The strikes continue, and with negotiations seemingly going nowhere, there is no end in sight.
Many frustrated shoppers have taken aim at the strikers themselves as the source of the grief. As the days go on, supportive horn-honks are gradually being replaced by rude hand gestures as drivers pass by the strikers. The fact that many of these “strikers” are using their picket signs to cheer on the Yankees, and the parking lots they’re striking in for touch football games doesn’t help their cause either.
We must keep in mind, however, that these people are just doing what they’ve been ordered to do by their union leadership. The one’s who are out there actively harassing shoppers and spouting union propaganda are not bad, just misinformed.
Healthcare has been touted as the crux of the issue. However, when people who have highly skilled employment and pay 600 dollars a month, plus co-pays and deductibles, for their health insurance drive by the picket lines, many find it difficult to sympathize with grocery baggers striking because they’re being asked to pay 8 to 15 dollars a week.

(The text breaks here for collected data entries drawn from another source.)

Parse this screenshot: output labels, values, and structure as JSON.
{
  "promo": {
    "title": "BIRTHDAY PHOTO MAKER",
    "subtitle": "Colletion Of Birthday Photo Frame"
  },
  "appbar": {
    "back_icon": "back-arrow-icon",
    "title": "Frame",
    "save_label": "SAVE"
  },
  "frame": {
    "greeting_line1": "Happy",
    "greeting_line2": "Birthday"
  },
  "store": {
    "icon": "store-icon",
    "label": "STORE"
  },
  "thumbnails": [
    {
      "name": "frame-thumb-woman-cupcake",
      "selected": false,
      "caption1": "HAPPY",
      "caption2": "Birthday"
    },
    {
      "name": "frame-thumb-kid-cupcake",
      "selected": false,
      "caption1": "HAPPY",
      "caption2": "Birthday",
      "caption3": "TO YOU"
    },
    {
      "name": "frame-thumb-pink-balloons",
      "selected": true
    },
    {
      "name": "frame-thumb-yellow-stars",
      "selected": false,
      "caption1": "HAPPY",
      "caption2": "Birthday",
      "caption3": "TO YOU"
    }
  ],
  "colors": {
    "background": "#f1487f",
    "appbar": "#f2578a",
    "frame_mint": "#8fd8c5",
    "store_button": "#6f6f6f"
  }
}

Don’t get us wrong, the major grocery companies aren’t smelling like a rose in this either. In the proposed contract, the grocers agree to pay up to an eight percent increase in health coverage each year. If costs rise more than that, and they likely will, the burden is on the shoulders of the employees. Therefore, the companies are demanding that the workers assume 100 percent of the risk when it comes to health care, as opposed to splitting the increase, one third on the employee, two thirds on the employer, for example, which would be viewed as more acceptable by many strikers.

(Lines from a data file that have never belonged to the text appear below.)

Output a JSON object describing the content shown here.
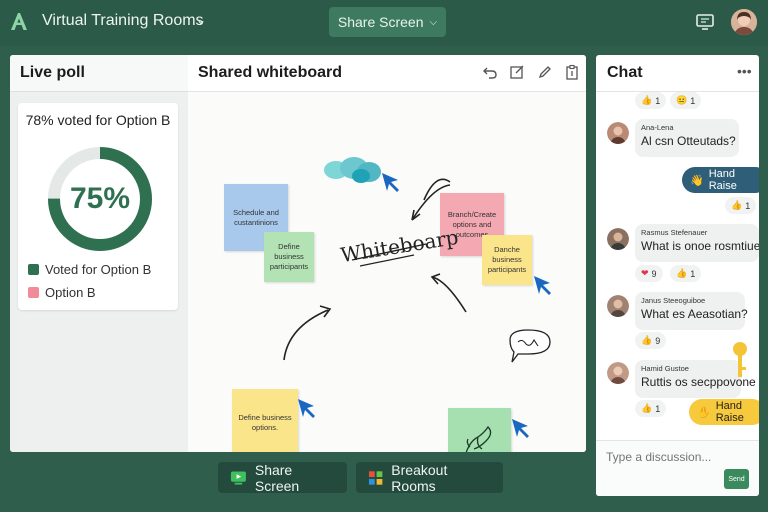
{
  "topbar": {
    "app_title": "Virtual Training Rooms",
    "share_label": "Share Screen"
  },
  "colors": {
    "brand": "#2b5a49",
    "accent": "#3d7a5f",
    "poll_primary": "#2f7050",
    "poll_secondary": "#f28a9a",
    "hand_raise_blue": "#2e5e78",
    "hand_raise_yellow": "#f7c93c"
  },
  "poll": {
    "panel_title": "Live poll",
    "question": "78% voted for Option B",
    "percent_label": "75%",
    "percent_value": 75,
    "legend": [
      {
        "label": "Voted for Option B",
        "color": "#2f7050"
      },
      {
        "label": "Option B",
        "color": "#f28a9a"
      }
    ]
  },
  "whiteboard": {
    "title": "Shared whiteboard",
    "tools": [
      "undo-icon",
      "edit-box-icon",
      "pen-icon",
      "clipboard-icon"
    ],
    "center_text": "Whiteboarp",
    "notes": [
      {
        "text": "Schedule and custantinions",
        "color": "#a9c9ec"
      },
      {
        "text": "Define business participants",
        "color": "#b3e3b5"
      },
      {
        "text": "Branch/Create options and outcomes",
        "color": "#f3a8b2"
      },
      {
        "text": "Danche business participants",
        "color": "#fbe58a"
      },
      {
        "text": "Define business options.",
        "color": "#fbe58a"
      },
      {
        "text": "",
        "color": "#a6e0b0"
      }
    ]
  },
  "bottom": {
    "share_label": "Share Screen",
    "breakout_label": "Breakout Rooms"
  },
  "chat": {
    "title": "Chat",
    "reactions_top": [
      {
        "emoji": "👍",
        "count": "1"
      },
      {
        "emoji": "😐",
        "count": "1"
      }
    ],
    "messages": [
      {
        "name": "Ana-Lena",
        "text": "Al csn Otteutads?"
      },
      {
        "name": "Rasmus Stefenauer",
        "text": "What is onoe rosmtiue?"
      },
      {
        "name": "Janus Steeoguiboe",
        "text": "What es Aeasotian?"
      },
      {
        "name": "Hamid Gustoe",
        "text": "Ruttis os secppovone"
      }
    ],
    "hand_raise_1": "Hand Raise",
    "hand_raise_2": "Hand Raise",
    "r_count_1": "1",
    "r_heart": "9",
    "r_thumb_2": "1",
    "r_thumb_3": "9",
    "r_thumb_4": "1",
    "input_placeholder": "Type a discussion...",
    "send_label": "Send"
  }
}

But the real scum here is the union leadership. The strikers are misinformed at best, and arguably straight out lied to. The grocers are looking out for the bottom line, which is what major corporations do, no surprise, but the union leaders are abusing their positions and manipulating the members they are sworn to protect for their own personal gain.
Most strikers have never seen the actual proposed contract, and the local unions sure aren’t making it any easier for them to find. Instead, they shout incendiary slogans such as, “You’ll pay 50 percent for your heart attack,” without informing members that under the proposal, this would only happen if they were retired, and chose to see a doctor outside their health plan. Also, the deductible is never to exceed $5,000 dollars.
All of sudden, it doesn’t quite sound like enough to bring society to a screeching halt, does it? Especially when one looks at the bigger picture and realizes that these were some of the last people on earth to have free healthcare. Everyone else’s health costs are skyrocketing, and yet the grocery workers are on strike because theirs will no longer be free. Aren’t they just being asked to pay their fair share?
Well, yes and no. While they’re not being asked to pay an exorbitant amount this year, the contract provides no limit to how high their payment could potentially rise, and therefore does in fact favor the grocery companies. Nonetheless, the health plan they’re being offered is not perfect, or perfectly fair, but it’s still a hell of a lot better that anything most of us have, in addition to an average hourly wage of $14 dollars an hour for their expertise in cash register operation.
Reason to strike, we don’t think so. Especially when to strike is to hurt society as a whole, not just a faceless corporation.
Unions exist to keep laborers as a whole from being exploited, but the system can be exploited itself, especially when union leadership is not forthcoming with it’s members.